Ivy & Sairy Wilson in The Grapes of Wrath

Instructor: Erica Schimmel

Erica has taught college English writing and literature courses and has a master's degree in children's literature.

The Joad family aren't the only ones making their way to California. In this lesson, we will get to know more about Ivy and Sairy Wilson, and older couple who joins the Joad's for part of their journey in John Steinbeck's ''The Grapes of Wrath''.

On the Road

Have you ever had to move? Nowadays, many people move for a job or in search of a better life. That's no different than the Joad family in John Steinbeck's The Grapes of Wrath. The difference is, while most of us have some amount of freedom in choosing whether or not to move, the Joad family was forced into it when companies took over their land.

Like many others, the Joad family heads out west to California after seeing flyers advertising good-paying jobs. They load up as many of their belonging as they can fit on an old, beat-up truck and begin their journey to what they hope will be a better life.

The Joad's are not the only ones facing this situation. People from all different states are migrating west on Route 66 after their farms were taken over. Two such people are Ivy and Sairy Wilson, a married couple from Kansas who have been traveling for three weeks by the time the Joad family's path crosses theirs. Let's take a deeper look.

Who are the Wilson's?

Ivy Wilson has a ''lean'' face whose ''deep cheek lines furrows down his face so that his cheekbones and chin stood out sharply.'' He admits he can have a temper, but he is also welcoming and kind-hearted.

His wife, Sairy, is very sick. Her face is ''wrinkled as a dried leaf'' and her eyes ''seemed to look out of a well of horror.'' Sairy's ''small and shuddering body'' is always in pain. Despite her appearance, though, Sairy's voice has ''a beautiful low timbre, soft and modulated, and yet with ringing overtones.''

Bonding Over a Tragedy

The Joad's and the Wilson's first meet when Tom notices the couple's tent off the side of the road. He pulls up alongside Ivy, who is staring angrily under the hood of his ''old touring car.'' But Ivy's irritation with his car quickly gives way for him to welcome the Joad family to join him and his wife in their campsite.

Maybe it is because she has to deal with her own sickness so much or because she has been around sick people before, but Sairy notices Grampa is not doing well and invites him to lay down on the mattress in their tent.

Casy comes, too, and together they agree Grampa is ''workin' up to a stroke.'' When it hits, it is Sairy who reminds Casy to hold down Grampa's tongue while she tries to block Granma from seeing what's going on.
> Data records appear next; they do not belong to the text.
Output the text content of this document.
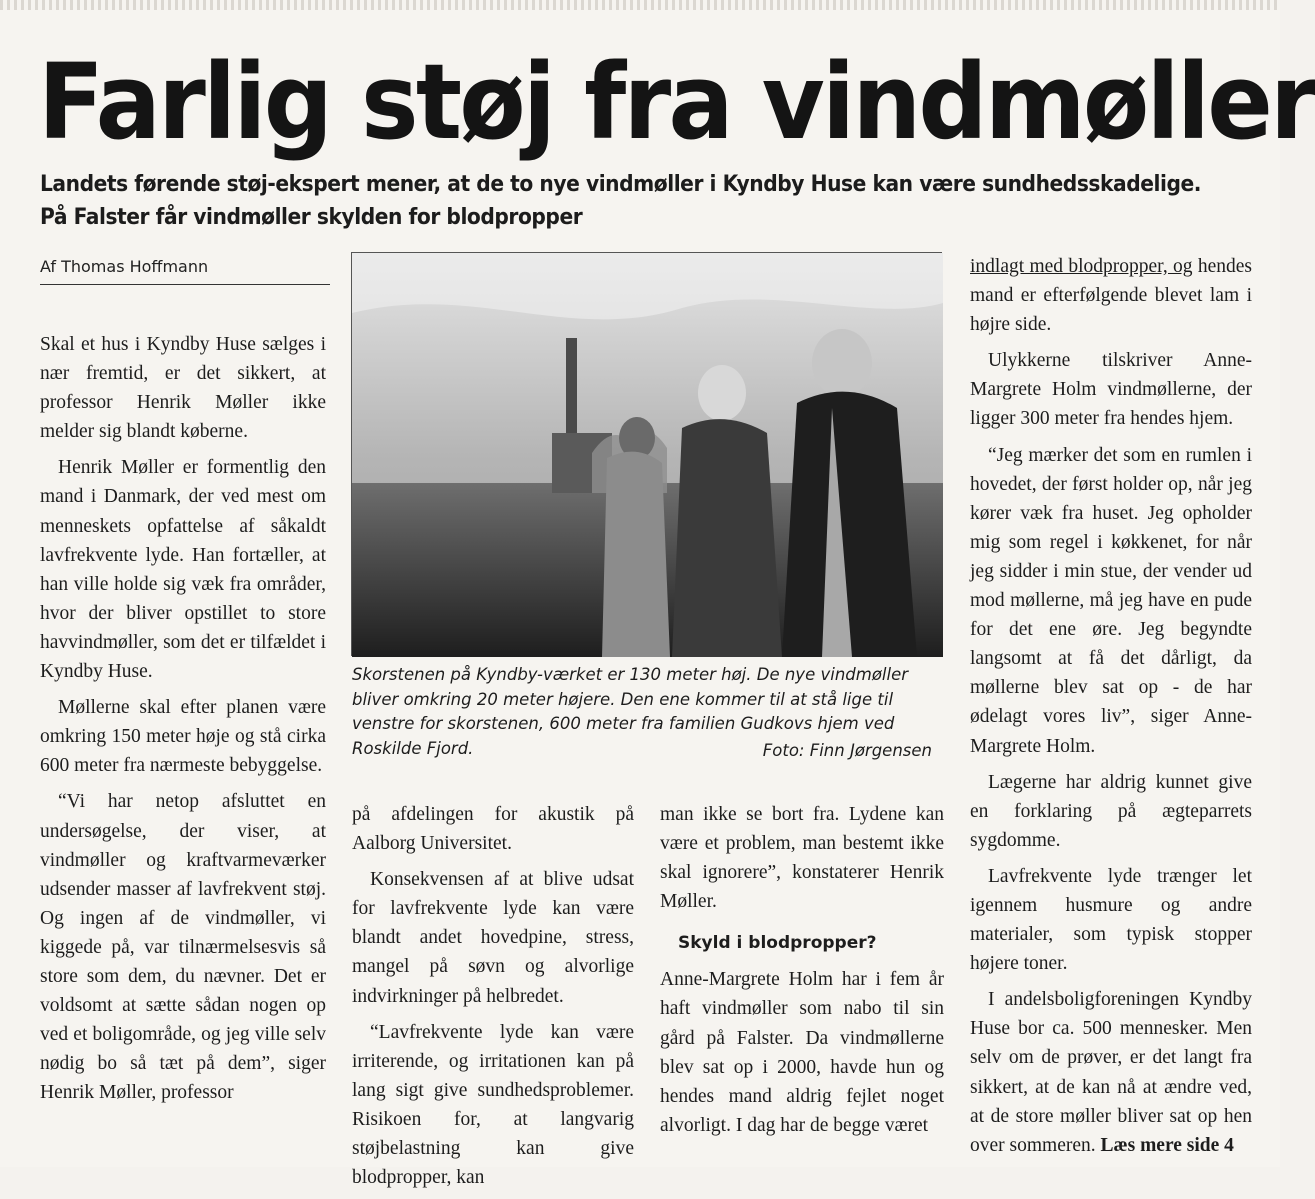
Farlig støj fra vindmøller
Landets førende støj-ekspert mener, at de to nye vindmøller i Kyndby Huse kan være sundhedsskadelige.
På Falster får vindmøller skylden for blodpropper
Af Thomas Hoffmann

Skal et hus i Kyndby Huse sælges i nær fremtid, er det sikkert, at professor Henrik Møller ikke melder sig blandt køberne.

Henrik Møller er formentlig den mand i Danmark, der ved mest om menneskets opfattelse af såkaldt lavfrekvente lyde. Han fortæller, at han ville holde sig væk fra områder, hvor der bliver opstillet to store havvindmøller, som det er tilfældet i Kyndby Huse.

Møllerne skal efter planen være omkring 150 meter høje og stå cirka 600 meter fra nærmeste bebyggelse.

“Vi har netop afsluttet en undersøgelse, der viser, at vindmøller og kraftvarmeværker udsender masser af lavfrekvent støj. Og ingen af de vindmøller, vi kiggede på, var tilnærmelsesvis så store som dem, du nævner. Det er voldsomt at sætte sådan nogen op ved et boligområde, og jeg ville selv nødig bo så tæt på dem”, siger Henrik Møller, professor

Skorstenen på Kyndby-værket er 130 meter høj. De nye vindmøller bliver omkring 20 meter højere. Den ene kommer til at stå lige til venstre for skorstenen, 600 meter fra familien Gudkovs hjem ved Roskilde Fjord.	Foto: Finn Jørgensen

på afdelingen for akustik på Aalborg Universitet.

Konsekvensen af at blive udsat for lavfrekvente lyde kan være blandt andet hovedpine, stress, mangel på søvn og alvorlige indvirkninger på helbredet.

“Lavfrekvente lyde kan være irriterende, og irritationen kan på lang sigt give sundhedsproblemer. Risikoen for, at langvarig støjbelastning kan give blodpropper, kan

man ikke se bort fra. Lydene kan være et problem, man bestemt ikke skal ignorere”, konstaterer Henrik Møller.

Skyld i blodpropper?

Anne-Margrete Holm har i fem år haft vindmøller som nabo til sin gård på Falster. Da vindmøllerne blev sat op i 2000, havde hun og hendes mand aldrig fejlet noget alvorligt. I dag har de begge været

indlagt med blodpropper, og hendes mand er efterfølgende blevet lam i højre side.

Ulykkerne tilskriver Anne-Margrete Holm vindmøllerne, der ligger 300 meter fra hendes hjem.

“Jeg mærker det som en rumlen i hovedet, der først holder op, når jeg kører væk fra huset. Jeg opholder mig som regel i køkkenet, for når jeg sidder i min stue, der vender ud mod møllerne, må jeg have en pude for det ene øre. Jeg begyndte langsomt at få det dårligt, da møllerne blev sat op - de har ødelagt vores liv”, siger Anne-Margrete Holm.

Lægerne har aldrig kunnet give en forklaring på ægteparrets sygdomme.

Lavfrekvente lyde trænger let igennem husmure og andre materialer, som typisk stopper højere toner.

I andelsboligforeningen Kyndby Huse bor ca. 500 mennesker. Men selv om de prøver, er det langt fra sikkert, at de kan nå at ændre ved, at de store møller bliver sat op hen over sommeren. Læs mere side 4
Sairy is also the one to comfort Granma after Grampa dies.

Although the Wilson's insist ''there's no beholden in a time of dying,'' the Joad's want to do something to make up for Grampa dying in the Wilson's tent and for using their quilt to bury him. Al and Tom offer to fix the Wilson's car. Since the Wilson's are in the same boat of having a very strict budget, Ivy has to admit they could use the help.

Traveling Friends

The men realize they are heading to the same place: California. It turns out Ivy has seen the exact same handbill as the Joad family. Since they are all heading in the same direction, Tom and Al have an idea.

They've been worrying about their truck making the trip, especially going up hills since it is overloaded with their belongings. What if they split the belongings up into the truck and the Wilson's car and they all travel together? That way, the truck wouldn't be packed too full, and Al and Tom could keep the Wilson's car running.

Ivy and Sairy are worried they will be a ''burden,'' especially since Sairy worries she will be too sick to make the whole trip. Ma and Pa insist that won't be the case - both families will benefit. Besides, they are practically family now after Sairy helped out so much with Grampa. The decision is settled, and the families begin traveling together.